Let $A\in\mathrm{SO}_{2k+1}\mathbb{R}$, then $A$ has $1$ as an eigenvalue. Why is this true? By using the characteristic polynomial, we see that $A$ must have some eigenvalue, but this tells us nothing about the particular value of that eigenvalue. I suspect the proof is trivial, but somehow, I can't think of it off the top of my head.
 A: Suppose that $\lambda$ is a real eigenvalue of $A$ and let $x$ be an eigenvector for $\lambda$ of norm $1$. Then $$1=\langle x,x\rangle=\langle Ax,Ax\rangle=\lambda^2\langle x,x\rangle$$ so that $\lambda$ is either $1$ or $-1$.
Now $A$ has a certain number of non-real eigenvalues, which come in conjugate pairs, a certain number of $1$s and a certain number of $-1$s. The product of all its eigenvalues is $1$, as that is the determinant of $A$. The product of the non-real eigenvalues is a positive real number. It follows that the multiplicity of $-1$ has to be even, for otherwise the product of all eigenvalues would be negative, and it isn't.
All this implies that the total multiplicity of all the eigenvalues different from $1$ is even. It follows that $1$ has odd multiplicity and therefore the multiplicity is at least equal to one.
A: Proffering a "holistic" approach.

Ok, so we know that 


*

*$\det A=1$,

*$AA^T=I$, and 

*$\det (-I)=(-1)^{2k+1}=-1$.


These imply that
$$
\begin{aligned}
\det(A-I)&=-\det(I-A)\\
&=-\det(AA^T-A)\\
&=-\det(A(A^T-I))\\
&=-\det(A)\det(A^T-I)\\
&=(-1)\det((A-I)^T)\\
&=-\det(A-I).
\end{aligned}
$$
This implies that $\det(A-I)=0$, and therefore $\lambda=1$ is an eigenvalue.
A: The number of real eigenvalues is odd and the product of all real eigenvalues yields the sign of the determinant (because the complex eigenvalues contribute with their positive absolute value to the sign). Thus not all real eigenvalues can be $-1$.
A: The characteristic polynomial $\chi_A$ of $A$ is a real polynomial of odd degree. Hence $\chi_A$ has real roots.

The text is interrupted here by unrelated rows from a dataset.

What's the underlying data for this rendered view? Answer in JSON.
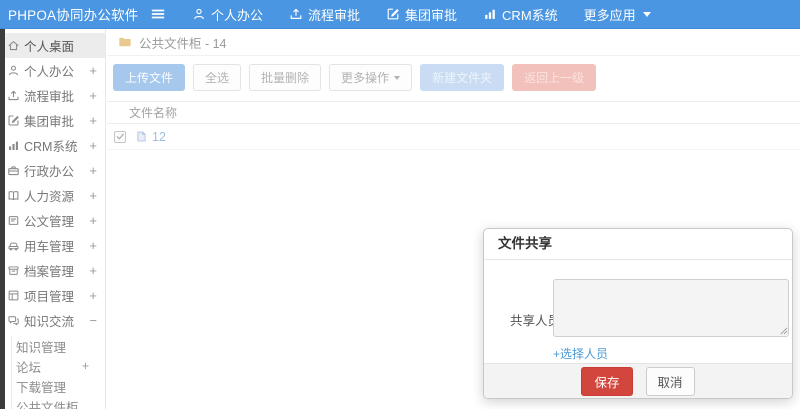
{
  "navbar": {
    "logo": "PHPOA协同办公软件",
    "items": [
      {
        "label": "个人办公",
        "icon": "user-icon"
      },
      {
        "label": "流程审批",
        "icon": "upload-icon"
      },
      {
        "label": "集团审批",
        "icon": "edit-icon"
      },
      {
        "label": "CRM系统",
        "icon": "bar-chart-icon"
      },
      {
        "label": "更多应用",
        "icon": "caret-down-icon"
      }
    ]
  },
  "sidebar": {
    "items": [
      {
        "label": "个人桌面",
        "icon": "home-icon",
        "expand": "",
        "active": true
      },
      {
        "label": "个人办公",
        "icon": "user-icon",
        "expand": "+"
      },
      {
        "label": "流程审批",
        "icon": "upload-icon",
        "expand": "+"
      },
      {
        "label": "集团审批",
        "icon": "edit-icon",
        "expand": "+"
      },
      {
        "label": "CRM系统",
        "icon": "bar-chart-icon",
        "expand": "+"
      },
      {
        "label": "行政办公",
        "icon": "briefcase-icon",
        "expand": "+"
      },
      {
        "label": "人力资源",
        "icon": "book-icon",
        "expand": "+"
      },
      {
        "label": "公文管理",
        "icon": "document-icon",
        "expand": "+"
      },
      {
        "label": "用车管理",
        "icon": "car-icon",
        "expand": "+"
      },
      {
        "label": "档案管理",
        "icon": "archive-icon",
        "expand": "+"
      },
      {
        "label": "项目管理",
        "icon": "project-icon",
        "expand": "+"
      },
      {
        "label": "知识交流",
        "icon": "chat-icon",
        "expand": "−",
        "expanded": true
      }
    ],
    "subitems": [
      {
        "label": "知识管理",
        "expand": ""
      },
      {
        "label": "论坛",
        "expand": "+"
      },
      {
        "label": "下载管理",
        "expand": ""
      },
      {
        "label": "公共文件柜",
        "expand": ""
      }
    ]
  },
  "main": {
    "breadcrumb": "公共文件柜 - 14",
    "toolbar": [
      {
        "label": "上传文件",
        "style": "primary"
      },
      {
        "label": "全选",
        "style": "default"
      },
      {
        "label": "批量删除",
        "style": "default"
      },
      {
        "label": "更多操作",
        "style": "default",
        "caret": true
      },
      {
        "label": "新建文件夹",
        "style": "info"
      },
      {
        "label": "返回上一级",
        "style": "danger"
      }
    ],
    "table": {
      "header": "文件名称",
      "rows": [
        {
          "name": "12",
          "checked": true
        }
      ]
    }
  },
  "modal": {
    "title": "文件共享",
    "field_label": "共享人员",
    "textarea_value": "",
    "link": "+选择人员",
    "save": "保存",
    "cancel": "取消"
  },
  "colors": {
    "navbar_bg": "#4b96e2",
    "active_item_bg": "#ececec",
    "folder_yellow": "#e9c98f",
    "save_red": "#d2463e",
    "link_blue": "#4a9ad7",
    "muted_link_blue": "#9fbede"
  }
}
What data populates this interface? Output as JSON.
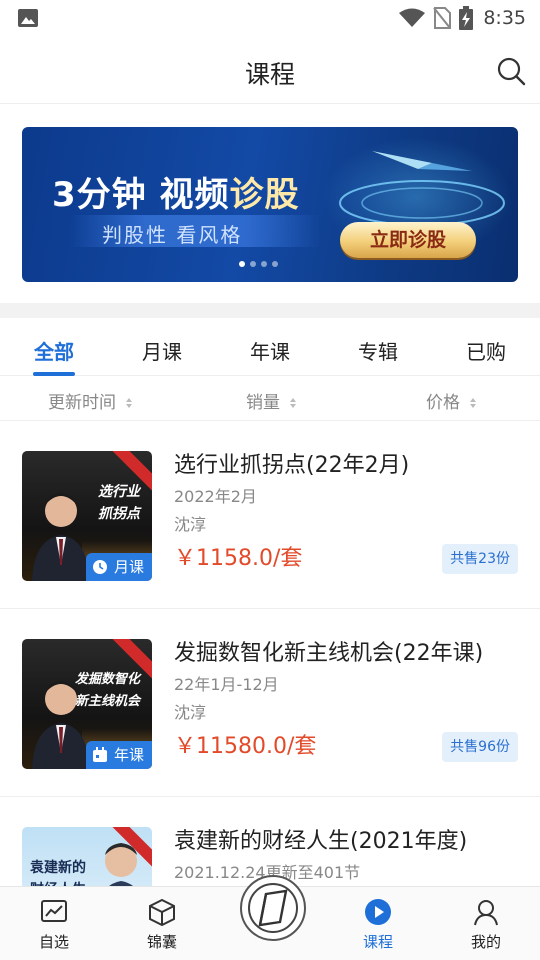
{
  "status_bar": {
    "time": "8:35"
  },
  "header": {
    "title": "课程"
  },
  "banner": {
    "headline_a": "3分钟 视频",
    "headline_b": "诊股",
    "subtitle": "判股性  看风格",
    "cta": "立即诊股",
    "page_count": 4,
    "active_page": 1
  },
  "tabs": [
    {
      "label": "全部",
      "active": true
    },
    {
      "label": "月课",
      "active": false
    },
    {
      "label": "年课",
      "active": false
    },
    {
      "label": "专辑",
      "active": false
    },
    {
      "label": "已购",
      "active": false
    }
  ],
  "sort_options": [
    "更新时间",
    "销量",
    "价格"
  ],
  "courses": [
    {
      "title": "选行业抓拐点(22年2月)",
      "period": "2022年2月",
      "author": "沈淳",
      "price": "￥1158.0/套",
      "sold": "共售23份",
      "tag": "月课",
      "thumb_text": [
        "选行业",
        "抓拐点"
      ]
    },
    {
      "title": "发掘数智化新主线机会(22年课)",
      "period": "22年1月-12月",
      "author": "沈淳",
      "price": "￥11580.0/套",
      "sold": "共售96份",
      "tag": "年课",
      "thumb_text": [
        "发掘数智化",
        "新主线机会"
      ]
    },
    {
      "title": "袁建新的财经人生(2021年度)",
      "period": "2021.12.24更新至401节",
      "thumb_text": [
        "袁建新的",
        "财经人生"
      ]
    }
  ],
  "bottom_nav": [
    {
      "label": "自选",
      "icon": "chart-icon",
      "active": false
    },
    {
      "label": "锦囊",
      "icon": "cube-icon",
      "active": false
    },
    {
      "label": "",
      "icon": "center-logo-icon",
      "active": false
    },
    {
      "label": "课程",
      "icon": "play-icon",
      "active": true
    },
    {
      "label": "我的",
      "icon": "user-icon",
      "active": false
    }
  ],
  "colors": {
    "accent": "#1f6fd8",
    "price": "#e24a2a",
    "tag": "#2a7be0"
  }
}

Moreover the product of the roots is equal to $\det A=1$, and the modulus of each root is equal to $1$.
It implies that $1$ is a root of $\chi_A$ as the non real roots are conjugated.
A: Let $A\in SO_{2n+1}(\mathbb{R})$ such that $AA^\star=I_{2n+1}$.
$A^\star$ denotes the transposed matrix.
We know that $A$ is similar to
$$\mathrm{diag}\left(\underbrace{1,\cdots,1}_p,\underbrace{-1,\cdots,-1}_q,R(\theta_1),\cdots,R(\theta_k)\right)$$
and
$$R(\theta)=\pmatrix{\cos(\theta) & -\sin(\theta)\cr\sin(\theta) & \cos(\theta)}$$
This implies that $\det(A)=(-1)^q$, but we know that $\det(A)=1$, hence $q$ is even.
If $p$ was also even, the size of the matrix would be even : contradiction.
Hence $p$ is odd, and in particular $p\ge 1$.
As a conclusion, $1$ is an eigenvalue.
A: Every eigenvalue of an orthogonal matrix has a complex modulus 1, thus any real eigenvalue of $A$ is either $-1$ or $1$. If $A$ is in $\mathrm{SO}_{2k+1}\mathbb{R}$ then by definition the determinant of $A$ is $1$. 
If $\lambda$ is a non-real eigenvalue of $A$, then the complex conjugate $\bar{\lambda}$ is also an eigenvalue of $A$ because the characteristic polynomial of $A$ is a real polynomial. Thus $\lambda \bar{\lambda} = |\lambda|^2=1 > 0$. 
We know that the determinant of $A$ is the product of all eigenvalues of $A$. Thus, for all the non-real eigenvalues, they come in pairs, with their product all together being a positive number $1$. Since we have an odd number of eigenvalues, with their product being one, this means that $1$ has to be an eigenvalue, otherwise you would have an odd number of $-1$ with their product being $1$, which is impossible.